The 15-cut average for beef fell to $5.51 a pound from $5.69 last week. It gained versus $4.99 a year earlier, the survey found.
Grocers listed lower prices for some steak cuts, with decreases from a week earlier for strip, rib-eye and round steaks.
The five-cut average for pork prices fell to $3.36 a pound this week, from $3.41 last week. Prices were higher than the $2.66 average a year earlier.
Chicken prices also dipped this week. The two-cut average slipped to $1.96 a pound from $2.03 last week, though it was up from $1.94 a year earlier.
Pork remains pricy compared to hogs. Monthly average live basis cash hogs peaked at $93.60 in July last year. By January live hogs collapsed to $77.40, down more than 38% from their peak.
Monthly average retail pork prices peaked at $4.21 a pound in September last year. The January 2015 average eased to $3.93, down a modest 6.8% from their peak.

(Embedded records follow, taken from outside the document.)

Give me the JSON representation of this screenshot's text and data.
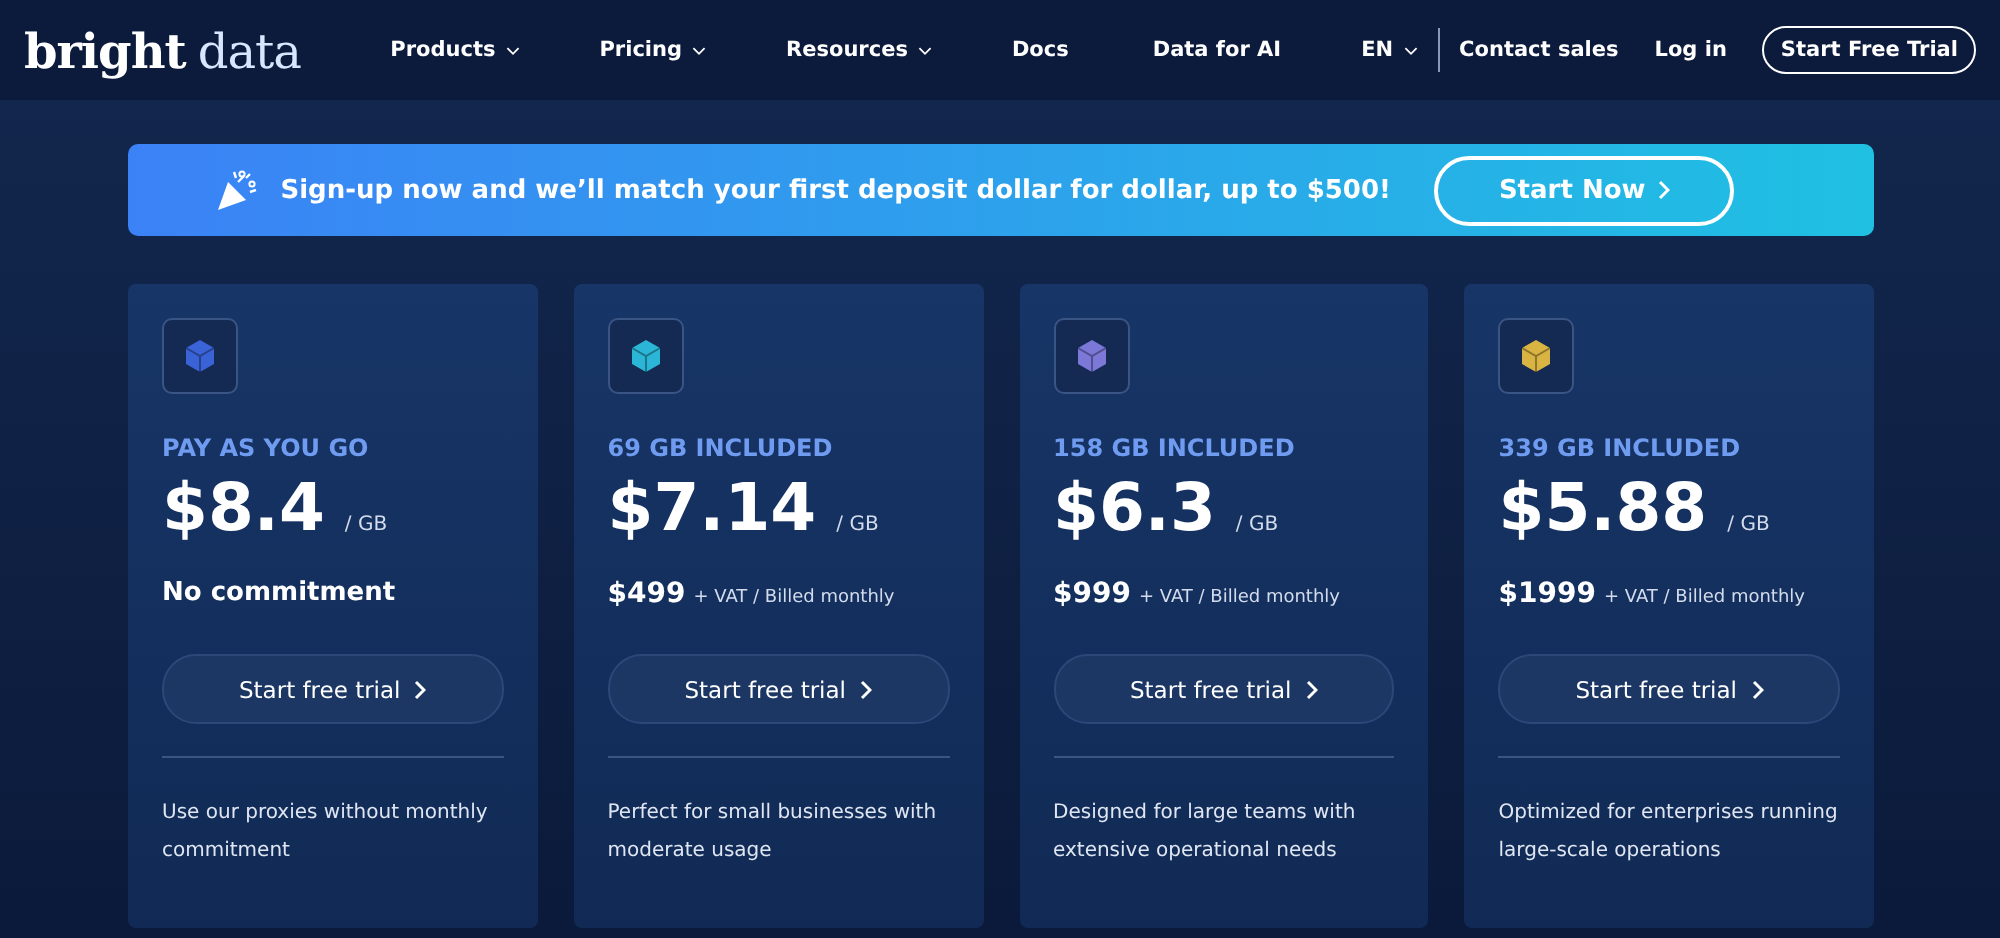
{
  "logo": {
    "brand": "bright",
    "product": "data"
  },
  "nav": [
    {
      "label": "Products",
      "dropdown": true
    },
    {
      "label": "Pricing",
      "dropdown": true
    },
    {
      "label": "Resources",
      "dropdown": true
    },
    {
      "label": "Docs",
      "dropdown": false
    },
    {
      "label": "Data for AI",
      "dropdown": false
    }
  ],
  "language": {
    "label": "EN",
    "dropdown": true
  },
  "header_links": [
    "Contact sales",
    "Log in"
  ],
  "header_button": "Start Free Trial",
  "banner": {
    "text": "Sign-up now and we’ll match your first deposit dollar for dollar, up to $500!",
    "button": "Start Now"
  },
  "plans": [
    {
      "tier": "PAY AS YOU GO",
      "price": "$8.4",
      "unit": "/ GB",
      "kind": "commitment",
      "commitment": "No commitment",
      "color": "#3b63d8",
      "button": "Start free trial",
      "description": "Use our proxies without monthly commitment"
    },
    {
      "tier": "69 GB INCLUDED",
      "price": "$7.14",
      "unit": "/ GB",
      "kind": "billed",
      "amount": "$499",
      "billing": "+ VAT / Billed monthly",
      "color": "#2bb5d6",
      "button": "Start free trial",
      "description": "Perfect for small businesses with moderate usage"
    },
    {
      "tier": "158 GB INCLUDED",
      "price": "$6.3",
      "unit": "/ GB",
      "kind": "billed",
      "amount": "$999",
      "billing": "+ VAT / Billed monthly",
      "color": "#7b78d8",
      "button": "Start free trial",
      "description": "Designed for large teams with extensive operational needs"
    },
    {
      "tier": "339 GB INCLUDED",
      "price": "$5.88",
      "unit": "/ GB",
      "kind": "billed",
      "amount": "$1999",
      "billing": "+ VAT / Billed monthly",
      "color": "#d9b443",
      "button": "Start free trial",
      "description": "Optimized for enterprises running large-scale operations"
    }
  ]
}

Pork producers sense that collapsing hog prices should be attracting a lot more pork customers. But the dip in prices consumers see for pork at the meat case is nowhere in in line with the plunge in hog prices. Ample reasons exist:
1. Retail prices are always sticky downward.

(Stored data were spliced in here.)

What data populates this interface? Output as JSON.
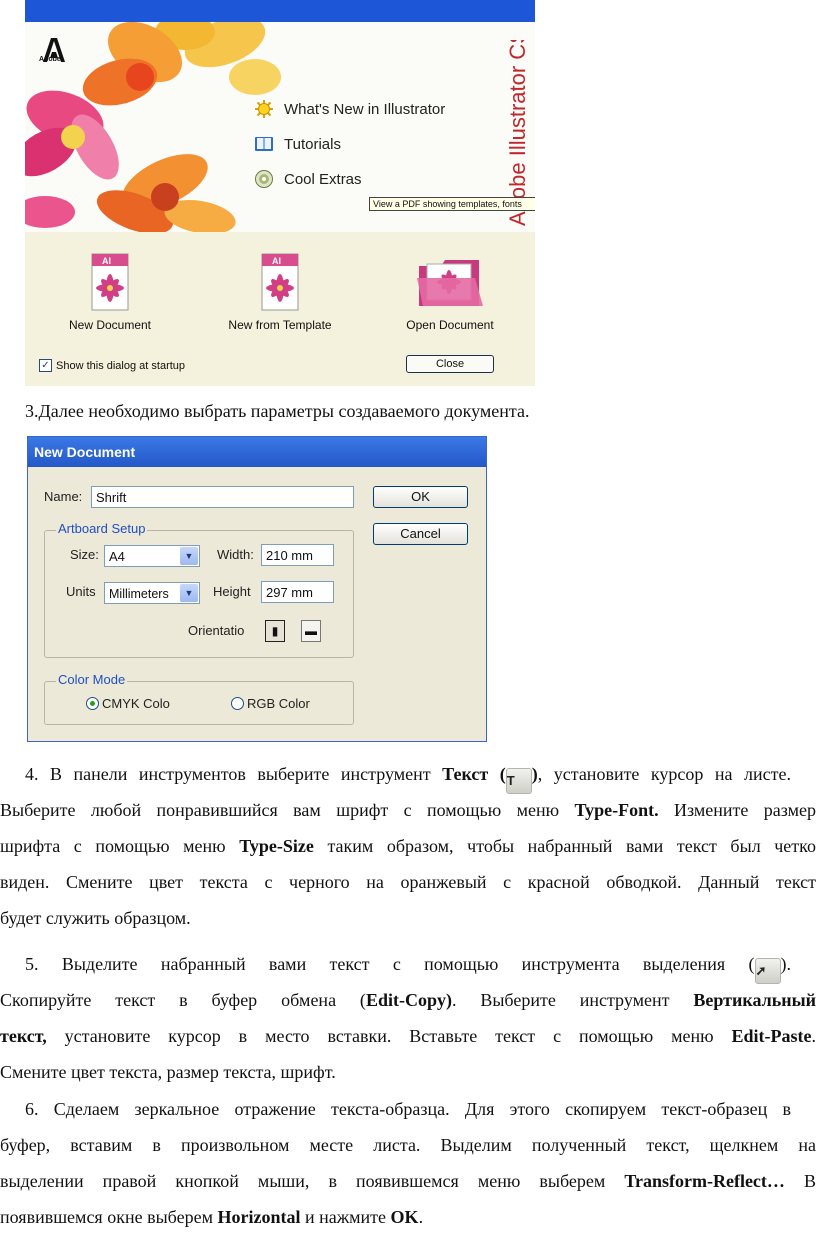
{
  "welcome": {
    "adobe_logo_text": "Adobe",
    "brand_vertical_text": "Adobe Illustrator CS",
    "menu": [
      {
        "label": "What's New in Illustrator",
        "icon": "sun-icon"
      },
      {
        "label": "Tutorials",
        "icon": "book-icon"
      },
      {
        "label": "Cool Extras",
        "icon": "cd-icon"
      }
    ],
    "tooltip": "View a PDF showing templates, fonts",
    "tiles": [
      {
        "label": "New Document",
        "icon": "ai-document-icon"
      },
      {
        "label": "New from Template",
        "icon": "ai-template-icon"
      },
      {
        "label": "Open Document",
        "icon": "folder-icon"
      }
    ],
    "show_at_startup_label": "Show this dialog at startup",
    "show_at_startup_checked": true,
    "close_label": "Close"
  },
  "paragraphs": {
    "p3": "3.Далее необходимо выбрать параметры создаваемого документа.",
    "p4": {
      "line1_a": "4. В панели инструментов выберите инструмент ",
      "line1_b": "Текст (",
      "line1_icon": "T",
      "line1_c": ")",
      "line1_d": ", установите курсор на листе.",
      "line2_a": "Выберите любой понравившийся вам шрифт с помощью меню ",
      "line2_b": "Type-Font.",
      "line2_c": " Измените размер",
      "line3_a": "шрифта с помощью меню ",
      "line3_b": "Type-Size",
      "line3_c": " таким образом, чтобы набранный вами текст был четко",
      "line4": "виден. Смените цвет текста с черного на оранжевый с красной обводкой. Данный текст",
      "line5": "будет служить образцом."
    },
    "p5": {
      "line1_a": "5. Выделите набранный вами текст с помощью инструмента выделения (",
      "line1_c": ").",
      "line2_a": "Скопируйте текст в буфер обмена (",
      "line2_b": "Edit-Copy)",
      "line2_c": ". Выберите инструмент ",
      "line2_d": "Вертикальный",
      "line3_a": "текст,",
      "line3_b": " установите курсор в место вставки. Вставьте текст с помощью меню ",
      "line3_c": "Edit-Paste",
      "line3_d": ".",
      "line4": "Смените цвет текста, размер текста, шрифт."
    },
    "p6": {
      "line1": "6. Сделаем зеркальное отражение текста-образца. Для этого скопируем текст-образец в",
      "line2": "буфер, вставим в произвольном месте листа. Выделим полученный текст, щелкнем на",
      "line3_a": "выделении правой кнопкой мыши, в появившемся меню выберем ",
      "line3_b": "Transform-Reflect…",
      "line3_c": " В",
      "line4_a": "появившемся окне выберем ",
      "line4_b": "Horizontal",
      "line4_c": " и нажмите ",
      "line4_d": "OK",
      "line4_e": "."
    }
  },
  "new_document": {
    "title": "New Document",
    "name_label": "Name:",
    "name_value": "Shrift",
    "ok_label": "OK",
    "cancel_label": "Cancel",
    "artboard_group": "Artboard Setup",
    "size_label": "Size:",
    "size_value": "A4",
    "width_label": "Width:",
    "width_value": "210 mm",
    "units_label": "Units",
    "units_value": "Millimeters",
    "height_label": "Height",
    "height_value": "297 mm",
    "orientation_label": "Orientatio",
    "color_group": "Color Mode",
    "cmyk_label": "CMYK Colo",
    "rgb_label": "RGB Color",
    "selected_color_mode": "CMYK"
  }
}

2. The $15 to $16 premiums in summer hog futures over April futures suggest the current low hog prices are only temporary.
3. Retailers like to attract customers with specials, but they do not like to whipsaw customers with base prices.
4. Meat department managers are charged with delivering a certain amount of profit from the department. If they can capture a little extra margin on pork, they do not have to push beef prices quite as high.
That all said, over the long run, farm-to-retail margins widen and then narrow, widen and then narrow again. Retail pork prices will eventually become more in line with hog prices. But it will take a while.